Filter SSL connections with squid proxy

19
2014-04
  • BrNathan

    We have a Ubuntu server between our network & the firewall for URL filtering. Of course SSL connections are a problem. I am looking into ways of doing some basic filtering. I have even thought of using sslstrip & squid, but this doesn't seem like a very good solution. Does anyone have a suggestion of how I might be able to do this. I searched a lot of Google, but didn't really get any good answers... perhaps that is because there are none?

    Thanks!

  • Answers
  • sdanelson

    At the current time I don't think you can do this with squid. The potential is there:

    We believe it is technically possible to implement dynamic certificate generation for transparent connections. Doing so requires turning Squid transaction handling steps upside down, so that the secure connection with the server is established before the secure connection with the client. The implementation will be difficult, but it will allow Squid to get the server name from the server certificate and use that to generate a fake server certificate to give to the client. Quality patches or sponsorships welcomed.

    Source: see limitations section of http://wiki.squid-cache.org/Features/DynamicSslCert

    I know of at least one commercial solution that does this. There may be more.

  • cstamas

    Well you cannot do this. SSL is made to prevent any kind of manipulation/modification.

    You can block entire hosts, but you cannot see the url the user sees.

  • Marcus K

    The question is a bit old but still relevant to answer.

    What is "basic SSL filtering" to you? Do you want to filter HTTPS (SSL-wrapped HTTP) or filter everything on port 443 ?

    ufdbGuard is a URL filter for Squid that besides the straightforward URL based filtering also probes port 443 to find out what type of traffic is going through Squid. ufdbGuard recognises SSL+HTTP, SSH, various tunnels/VPNs, various major chat applications and unrecognised protocols is marked as "unknown protocol". ufdbGuard can block each type, and can enforce the use of valid SSL certificates and the use of a FQDN.


  • Related Question

    Squid Proxy Antivirus - Recommendations / Performance
  • Jon Rhoades

    Due to our user's increasing expertise at downloading virus and the like, we are investigating adding Antivirus to our Squid proxy.

    A casual Google reveals several free and one paid:

    None of the 'free' ones have reached v1 yet, nor do any inspire huge confidence form their websites (although of course I would rather they spent their time on the app rather than their website!).

    Does anybody have experience with any of these (or any other similar apps). If so are they suitable for a production network with 400ish concurrent users, and what sort of CPU/RAM requirements does it have?

    --

    Also while we are at it - Would you recommend using ClamAV as the scanning engine or something like McAfee?


  • Related Answers
  • Deutsch

    I've implemented two anti-virus proxy servers using HAVP and ClamAV and it has worked well for the last year or so. Even though HAVP hasn't reached a 1.0 version yet is has been very stable.

    If you go the HAVP route, make sure to check out the implementation recommendations located at http://havp.hege.li/forum/viewtopic.php?f=2&t=11. You will want to make a "Squid sandwich" with a copy of Squid running before and after requests make it to HAVP.

    The CPU/RAM requirements aren't that bad since you won't be scanning downloads over a certain size. On a 50 user network we're running HAVP and ClamAV on an older 2.8GHZ Xeon server with 2 GB of RAM with no no problem. There was also no noticeable difference in speed between running Squid alone or with HAVP scanning enabled.

    With regards to what scanner(s) to use, I have used ClamAV in mail servers for a long time and it's quite good in that niche. However, the level of protection offered for HTTP clients doesn't seem to be as comprehensive at this time. (But ClamAV is continually getting better so I'm sure that won't be true for long.) We use it as a second level of defense in addition to Sophos on the Windows client boxes and they work very well together.

  • llazzaro

    alt text
    With this guide I configured Squid + c_icap +Clamav and I found it to be the best atleast for now for squid plus antivirus automatic. It will deny any file with a virus from downloading from internet (of course that clamav detects)

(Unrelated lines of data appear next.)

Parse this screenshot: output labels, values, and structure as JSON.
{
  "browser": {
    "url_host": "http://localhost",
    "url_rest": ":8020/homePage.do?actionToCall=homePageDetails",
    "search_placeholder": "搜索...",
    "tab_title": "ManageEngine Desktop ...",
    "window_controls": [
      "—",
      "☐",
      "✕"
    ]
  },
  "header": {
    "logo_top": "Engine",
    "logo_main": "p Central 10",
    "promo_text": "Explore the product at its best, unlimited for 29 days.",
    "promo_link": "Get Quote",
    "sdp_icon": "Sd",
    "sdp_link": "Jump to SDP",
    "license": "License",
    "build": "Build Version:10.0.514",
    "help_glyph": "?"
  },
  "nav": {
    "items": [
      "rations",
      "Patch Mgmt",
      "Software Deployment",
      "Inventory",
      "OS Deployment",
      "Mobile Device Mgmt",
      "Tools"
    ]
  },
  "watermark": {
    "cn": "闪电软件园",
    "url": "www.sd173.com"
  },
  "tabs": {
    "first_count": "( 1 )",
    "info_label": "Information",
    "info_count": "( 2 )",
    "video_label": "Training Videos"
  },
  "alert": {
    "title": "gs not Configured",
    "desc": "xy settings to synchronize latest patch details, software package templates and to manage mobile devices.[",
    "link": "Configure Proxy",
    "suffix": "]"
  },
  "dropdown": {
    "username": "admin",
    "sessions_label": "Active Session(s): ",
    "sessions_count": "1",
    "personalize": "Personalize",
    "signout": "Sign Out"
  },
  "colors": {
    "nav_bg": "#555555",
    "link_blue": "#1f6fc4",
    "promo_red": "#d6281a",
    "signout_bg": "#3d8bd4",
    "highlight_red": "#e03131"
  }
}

    I tried some of the list, like viralator (but seems project dead).

    Hope it helps!

  • Steve-o

    HAVP uses a multi-process design like Apache to handle many simultaneous requests whilst protecting against memory leaks and faults in the anti-virus scanner libraries or subsystems.

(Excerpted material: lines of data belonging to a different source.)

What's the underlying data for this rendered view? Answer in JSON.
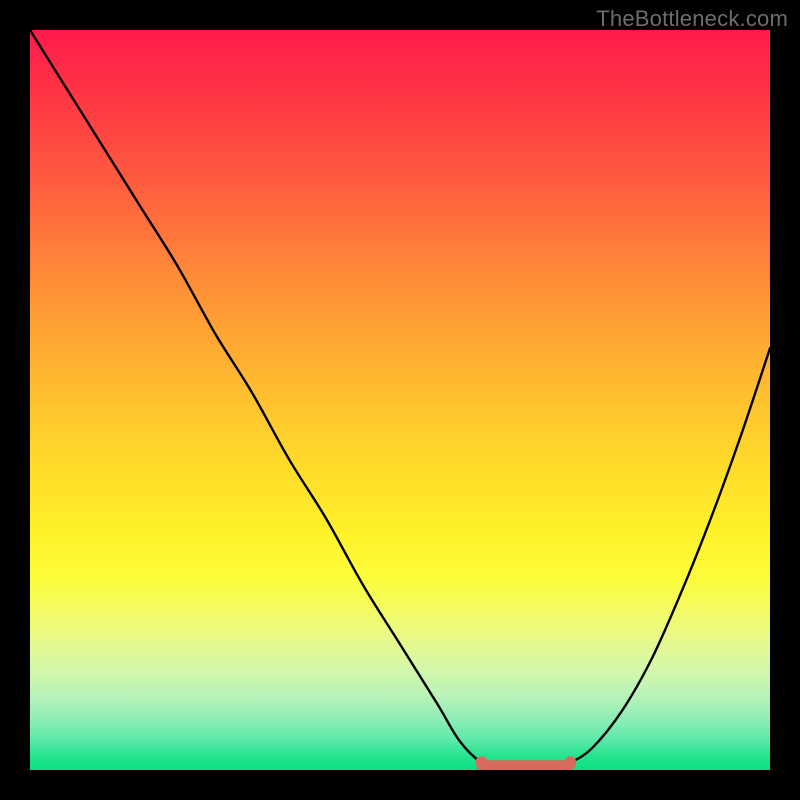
{
  "watermark": "TheBottleneck.com",
  "colors": {
    "marker": "#d96a5e",
    "curve": "#000000",
    "gradient_top": "#ff1a4b",
    "gradient_bottom": "#09e084"
  },
  "chart_data": {
    "type": "line",
    "title": "",
    "xlabel": "",
    "ylabel": "",
    "xlim": [
      0,
      100
    ],
    "ylim": [
      0,
      100
    ],
    "grid": false,
    "legend": false,
    "note": "Bottleneck-style V-curve. Y≈100 means heavy bottleneck (red), Y≈0 means balanced (green). Values are estimated from pixel positions; no numeric axes are shown in the source image.",
    "series": [
      {
        "name": "left_branch",
        "x": [
          0,
          5,
          10,
          15,
          20,
          25,
          30,
          35,
          40,
          45,
          50,
          55,
          58,
          61,
          64
        ],
        "y": [
          100,
          92,
          84,
          76,
          68,
          59,
          51,
          42,
          34,
          25,
          17,
          9,
          4,
          1,
          0
        ]
      },
      {
        "name": "optimum_flat",
        "x": [
          61,
          64,
          67,
          70,
          73
        ],
        "y": [
          0.5,
          0,
          0,
          0,
          0.5
        ]
      },
      {
        "name": "right_branch",
        "x": [
          70,
          73,
          76,
          80,
          84,
          88,
          92,
          96,
          100
        ],
        "y": [
          0,
          1,
          3,
          8,
          15,
          24,
          34,
          45,
          57
        ]
      }
    ],
    "highlight": {
      "name": "optimal_range_marker",
      "x_start": 61,
      "x_end": 73,
      "y": 0.5,
      "color": "#d96a5e"
    }
  }
}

    A Squid cache sandwich is best if you require caching, beware these days that most websites are rather public cache unfriendly and such that benefit is only useful for large resources such as youtube videos.

    I've gone from Squid sandwich to plain HAVP setup due to the minimal benefit. For example Google update likes running partial range requests which are highly non-conducive to being cached.